Do Aquarium Fish Get Bored (or Lonely) in A Fish Tank

By Jecinta Muturi @aquariawise

Do Aquarium Fish Get Bored (or Lonely) in A Fish Tank

Do aquarium fish get bored in a fish tank?

This is a question that many fish enthusiasts ponder.

Some people believe that fish can get bored in a tank, while others think they don’t because fish are constantly interacting with their environment.


The answers and results from the limited research vary and is barely conclusive.

In my experience, though,…

Fish do not get bored like other pet animals, such as parrots and mammals. Fish are more likely to become stressed when the tank environment is not optimal but not bored. Aggressive and self-harming behavior resulting from boredom is also rare in fish.

That said,…

There is plenty to explore about fish behavior, including stress and boredom.


In the remainder of this blog post, we will find out whether or not aquarium fish get bored in a tank and try to come to a compelling conclusion.

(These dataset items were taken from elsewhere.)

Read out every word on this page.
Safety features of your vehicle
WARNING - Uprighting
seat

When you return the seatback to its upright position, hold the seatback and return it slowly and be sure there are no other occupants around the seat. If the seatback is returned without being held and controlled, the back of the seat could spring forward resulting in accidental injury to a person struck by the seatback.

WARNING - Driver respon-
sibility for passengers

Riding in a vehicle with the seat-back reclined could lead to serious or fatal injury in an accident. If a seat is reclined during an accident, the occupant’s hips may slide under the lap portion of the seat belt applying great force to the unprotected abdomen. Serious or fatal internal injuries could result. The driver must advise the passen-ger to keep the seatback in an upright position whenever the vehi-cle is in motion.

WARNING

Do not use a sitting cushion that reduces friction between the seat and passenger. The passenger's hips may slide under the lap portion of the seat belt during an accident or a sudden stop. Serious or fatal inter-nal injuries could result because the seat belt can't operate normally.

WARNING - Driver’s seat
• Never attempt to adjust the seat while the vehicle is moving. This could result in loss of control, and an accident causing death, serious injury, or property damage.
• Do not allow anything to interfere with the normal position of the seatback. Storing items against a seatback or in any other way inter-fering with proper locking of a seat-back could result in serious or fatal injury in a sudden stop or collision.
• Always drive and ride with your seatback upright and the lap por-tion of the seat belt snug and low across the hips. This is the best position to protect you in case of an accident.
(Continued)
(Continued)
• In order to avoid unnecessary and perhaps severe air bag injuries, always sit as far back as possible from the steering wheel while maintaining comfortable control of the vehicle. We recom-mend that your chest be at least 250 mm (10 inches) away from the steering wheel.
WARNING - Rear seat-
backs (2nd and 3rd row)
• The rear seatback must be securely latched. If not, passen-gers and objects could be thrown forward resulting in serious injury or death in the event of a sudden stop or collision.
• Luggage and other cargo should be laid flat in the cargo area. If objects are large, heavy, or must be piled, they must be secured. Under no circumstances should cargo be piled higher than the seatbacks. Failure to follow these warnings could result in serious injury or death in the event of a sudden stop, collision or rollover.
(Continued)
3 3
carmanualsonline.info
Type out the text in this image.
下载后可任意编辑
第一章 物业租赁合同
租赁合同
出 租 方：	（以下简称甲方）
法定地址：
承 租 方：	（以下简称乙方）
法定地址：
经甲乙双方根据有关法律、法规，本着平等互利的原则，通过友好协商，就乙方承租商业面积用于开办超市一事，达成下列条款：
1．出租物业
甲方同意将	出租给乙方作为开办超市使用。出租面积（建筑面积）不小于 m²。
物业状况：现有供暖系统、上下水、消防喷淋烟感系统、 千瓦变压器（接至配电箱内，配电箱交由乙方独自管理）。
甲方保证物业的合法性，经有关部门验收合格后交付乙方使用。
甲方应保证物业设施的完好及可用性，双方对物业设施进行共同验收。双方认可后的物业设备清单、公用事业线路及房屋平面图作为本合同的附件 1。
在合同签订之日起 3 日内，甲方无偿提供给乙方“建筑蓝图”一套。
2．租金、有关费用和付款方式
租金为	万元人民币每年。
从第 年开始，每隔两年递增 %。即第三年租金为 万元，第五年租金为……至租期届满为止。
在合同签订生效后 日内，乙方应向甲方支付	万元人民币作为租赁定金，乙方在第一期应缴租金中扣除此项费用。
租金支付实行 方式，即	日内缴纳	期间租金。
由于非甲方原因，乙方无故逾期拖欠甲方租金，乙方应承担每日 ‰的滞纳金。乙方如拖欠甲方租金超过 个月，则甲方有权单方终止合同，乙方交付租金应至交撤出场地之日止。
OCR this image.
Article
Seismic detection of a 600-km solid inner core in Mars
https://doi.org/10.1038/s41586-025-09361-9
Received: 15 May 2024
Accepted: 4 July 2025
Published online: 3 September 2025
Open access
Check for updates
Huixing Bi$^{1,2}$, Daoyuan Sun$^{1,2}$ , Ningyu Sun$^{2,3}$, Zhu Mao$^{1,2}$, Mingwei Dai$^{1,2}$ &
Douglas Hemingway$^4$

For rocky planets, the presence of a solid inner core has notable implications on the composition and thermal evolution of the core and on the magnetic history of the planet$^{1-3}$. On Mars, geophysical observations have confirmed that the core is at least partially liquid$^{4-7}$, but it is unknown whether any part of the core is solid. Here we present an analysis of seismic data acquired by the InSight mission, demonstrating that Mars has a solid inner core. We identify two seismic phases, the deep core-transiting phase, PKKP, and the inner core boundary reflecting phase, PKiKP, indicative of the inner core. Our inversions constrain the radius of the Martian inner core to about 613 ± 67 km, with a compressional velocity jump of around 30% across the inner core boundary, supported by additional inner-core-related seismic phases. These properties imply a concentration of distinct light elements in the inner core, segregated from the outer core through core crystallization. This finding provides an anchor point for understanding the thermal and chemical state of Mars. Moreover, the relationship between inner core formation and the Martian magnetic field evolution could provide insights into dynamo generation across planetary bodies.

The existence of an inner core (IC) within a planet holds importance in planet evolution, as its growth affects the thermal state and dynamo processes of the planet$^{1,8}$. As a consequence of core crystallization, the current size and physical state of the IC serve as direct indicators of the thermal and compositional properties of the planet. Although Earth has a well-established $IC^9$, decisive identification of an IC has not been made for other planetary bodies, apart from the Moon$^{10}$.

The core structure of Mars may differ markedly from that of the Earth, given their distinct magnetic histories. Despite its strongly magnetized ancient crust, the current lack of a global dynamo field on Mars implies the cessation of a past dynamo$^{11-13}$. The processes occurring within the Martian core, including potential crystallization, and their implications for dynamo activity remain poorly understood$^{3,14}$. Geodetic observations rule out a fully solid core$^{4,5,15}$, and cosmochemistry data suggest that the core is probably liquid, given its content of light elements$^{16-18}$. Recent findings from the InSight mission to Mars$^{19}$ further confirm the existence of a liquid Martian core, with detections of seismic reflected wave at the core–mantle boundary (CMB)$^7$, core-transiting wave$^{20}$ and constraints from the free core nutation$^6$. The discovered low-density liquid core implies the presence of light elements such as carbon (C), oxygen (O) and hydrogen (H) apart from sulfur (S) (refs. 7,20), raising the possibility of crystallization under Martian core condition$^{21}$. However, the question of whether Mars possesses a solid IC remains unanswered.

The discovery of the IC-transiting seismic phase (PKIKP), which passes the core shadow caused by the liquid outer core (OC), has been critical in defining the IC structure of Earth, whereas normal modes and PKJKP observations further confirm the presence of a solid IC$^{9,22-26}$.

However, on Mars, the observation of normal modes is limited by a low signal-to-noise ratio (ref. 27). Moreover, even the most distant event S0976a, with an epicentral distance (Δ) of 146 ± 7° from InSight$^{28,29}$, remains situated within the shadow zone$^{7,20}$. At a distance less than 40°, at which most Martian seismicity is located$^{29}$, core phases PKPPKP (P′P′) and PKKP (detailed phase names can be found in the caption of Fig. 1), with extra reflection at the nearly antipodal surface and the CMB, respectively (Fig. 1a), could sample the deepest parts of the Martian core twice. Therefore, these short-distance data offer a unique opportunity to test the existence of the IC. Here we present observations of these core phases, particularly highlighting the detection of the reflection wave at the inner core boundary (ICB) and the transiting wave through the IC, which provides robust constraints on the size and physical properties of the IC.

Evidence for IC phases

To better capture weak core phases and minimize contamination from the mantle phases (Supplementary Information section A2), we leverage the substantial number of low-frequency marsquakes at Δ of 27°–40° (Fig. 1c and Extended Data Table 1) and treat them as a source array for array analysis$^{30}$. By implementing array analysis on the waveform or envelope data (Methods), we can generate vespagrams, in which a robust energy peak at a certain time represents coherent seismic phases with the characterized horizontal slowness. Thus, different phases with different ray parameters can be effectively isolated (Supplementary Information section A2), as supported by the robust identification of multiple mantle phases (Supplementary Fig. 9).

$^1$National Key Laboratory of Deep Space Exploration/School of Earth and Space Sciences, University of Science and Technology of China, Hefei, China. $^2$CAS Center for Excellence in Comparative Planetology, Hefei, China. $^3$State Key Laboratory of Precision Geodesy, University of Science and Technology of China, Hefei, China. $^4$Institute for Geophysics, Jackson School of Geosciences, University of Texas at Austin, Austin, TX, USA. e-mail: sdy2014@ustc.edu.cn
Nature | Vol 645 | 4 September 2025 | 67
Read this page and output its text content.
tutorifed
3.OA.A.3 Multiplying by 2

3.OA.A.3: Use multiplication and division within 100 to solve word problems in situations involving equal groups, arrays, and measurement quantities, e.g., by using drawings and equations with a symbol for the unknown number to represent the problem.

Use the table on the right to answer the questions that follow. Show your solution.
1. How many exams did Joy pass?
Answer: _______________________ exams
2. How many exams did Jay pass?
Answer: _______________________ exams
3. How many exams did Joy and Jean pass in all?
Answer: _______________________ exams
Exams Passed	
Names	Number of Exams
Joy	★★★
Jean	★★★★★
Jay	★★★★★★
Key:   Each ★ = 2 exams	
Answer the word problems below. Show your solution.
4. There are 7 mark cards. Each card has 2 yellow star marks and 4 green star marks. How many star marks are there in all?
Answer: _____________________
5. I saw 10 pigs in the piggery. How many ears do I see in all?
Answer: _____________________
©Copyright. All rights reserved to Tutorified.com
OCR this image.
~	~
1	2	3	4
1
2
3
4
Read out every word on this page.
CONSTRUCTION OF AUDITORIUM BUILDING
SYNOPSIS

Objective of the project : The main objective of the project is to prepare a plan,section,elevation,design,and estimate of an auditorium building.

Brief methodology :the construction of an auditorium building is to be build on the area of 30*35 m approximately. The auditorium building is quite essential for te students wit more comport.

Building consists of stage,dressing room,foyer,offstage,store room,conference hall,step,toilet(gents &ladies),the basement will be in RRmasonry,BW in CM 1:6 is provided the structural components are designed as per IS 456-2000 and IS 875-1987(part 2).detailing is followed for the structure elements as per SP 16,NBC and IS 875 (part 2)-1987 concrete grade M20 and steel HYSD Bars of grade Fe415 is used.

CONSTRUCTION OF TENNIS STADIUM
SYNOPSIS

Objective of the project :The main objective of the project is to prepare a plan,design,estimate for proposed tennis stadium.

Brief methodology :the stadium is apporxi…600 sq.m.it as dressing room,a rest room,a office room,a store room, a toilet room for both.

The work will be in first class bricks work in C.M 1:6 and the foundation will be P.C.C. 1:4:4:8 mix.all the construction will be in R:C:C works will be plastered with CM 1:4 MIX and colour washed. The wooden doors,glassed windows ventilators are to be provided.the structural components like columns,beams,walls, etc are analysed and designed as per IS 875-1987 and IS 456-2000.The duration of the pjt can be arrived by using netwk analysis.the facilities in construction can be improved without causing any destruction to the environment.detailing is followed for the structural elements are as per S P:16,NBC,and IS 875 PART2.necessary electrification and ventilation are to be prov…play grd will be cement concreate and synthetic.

Do Fish Get Bored in Small Tanks

As noted above,…

Fish do not get bored in aquariums, even inside small tanks, but they can become stressed. They will interact with their environment and enjoy swimming in caves, decorations, and toys inside the tank but not process complex emotions, such as boredom, even if the toys are removed.

Evidence only shows that fish can be stressed and become aggressive and unsettled in the wrong environment.

If given a choice between two identical tanks, fish will often change their behavior depending on the water conditions in each tank, remaining active in the correct parameter and skittish or sluggish in the wrong setting.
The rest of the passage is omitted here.